The City of Duncan is considering a 3.16 per cent tax increase in 2020.
The proposed budget for the year will be presented to council on April 6, and staff are recommending it receive the first three readings toward approval.
But Duncan Mayor Michelle Staples said due to the financial hardships many residents of the city are facing due to the COVID-19 pandemic, the proposed tax increase may be revisited.
“Like many other local governments, we are talking to the province about different options for the taxes this year,” Staples said.
“It’s ultimately up to council to decide, but one option would be to hold off our discussions around taxes for a few weeks to give time to see what the province will offer. We need to have all the information before we can make any final decisions, so we could revisit the issue again when we have that information. Nothing is off the table right now.”
The Municipality of North Cowichan was considering a 4.4 per cent tax increase in 2020 but, during a council meeting late last month, council decided that, given the economic implications to North Cowichan’s taxpayers of the ongoing health crisis, the municipality may consider scaling back the proposed tax increase.
North Cowichan’s staff are currently reviewing the proposed budget for 2020 to identify where cost savings can be made.

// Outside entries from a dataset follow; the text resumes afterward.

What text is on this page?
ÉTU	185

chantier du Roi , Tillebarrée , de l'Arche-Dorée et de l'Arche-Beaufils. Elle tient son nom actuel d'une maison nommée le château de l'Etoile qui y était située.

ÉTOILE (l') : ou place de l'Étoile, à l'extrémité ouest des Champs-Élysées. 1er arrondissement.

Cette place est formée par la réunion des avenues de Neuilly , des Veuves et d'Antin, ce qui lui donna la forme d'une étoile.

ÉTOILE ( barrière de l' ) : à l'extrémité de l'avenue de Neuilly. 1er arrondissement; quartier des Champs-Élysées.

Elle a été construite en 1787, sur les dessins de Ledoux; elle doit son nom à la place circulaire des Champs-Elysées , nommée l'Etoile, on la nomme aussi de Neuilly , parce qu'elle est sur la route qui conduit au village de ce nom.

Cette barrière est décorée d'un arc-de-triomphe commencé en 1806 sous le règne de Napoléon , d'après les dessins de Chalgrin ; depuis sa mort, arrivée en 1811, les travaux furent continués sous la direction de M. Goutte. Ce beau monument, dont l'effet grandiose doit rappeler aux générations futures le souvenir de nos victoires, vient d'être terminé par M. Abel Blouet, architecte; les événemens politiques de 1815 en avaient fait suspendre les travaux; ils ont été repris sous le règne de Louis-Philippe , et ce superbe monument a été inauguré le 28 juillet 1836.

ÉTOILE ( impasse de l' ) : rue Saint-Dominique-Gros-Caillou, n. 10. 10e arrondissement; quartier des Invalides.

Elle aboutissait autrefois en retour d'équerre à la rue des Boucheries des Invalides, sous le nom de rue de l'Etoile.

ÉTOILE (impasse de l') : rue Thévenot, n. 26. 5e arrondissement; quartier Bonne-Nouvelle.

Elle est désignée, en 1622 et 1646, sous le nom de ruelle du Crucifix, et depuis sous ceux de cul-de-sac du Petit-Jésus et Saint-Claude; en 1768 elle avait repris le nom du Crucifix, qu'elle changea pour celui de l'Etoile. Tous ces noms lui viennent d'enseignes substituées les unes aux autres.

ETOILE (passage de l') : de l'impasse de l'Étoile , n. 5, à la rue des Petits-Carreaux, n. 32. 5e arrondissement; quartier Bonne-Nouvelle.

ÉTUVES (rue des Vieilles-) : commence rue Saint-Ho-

Municipal governments usually have until May 15 to finalize their budgets for the year, but the province may consider extending that deadline, as is being asked by many local governments to help give some financial relief to taxpayers during the ongoing COVID-19 crisis.
Some of the major capital projects that the City of Duncan is considering during 2020 are the new Cairnsmore roundabout, at a cost of $790,000; a reservoir replacement at Eagle Heights, with a cost of $600,000; water main work, paving, and pedestrian improvements on Duncan Street, at a cost of $412,500, and $355,000 for improvements on the Trans Canada Highway corridor.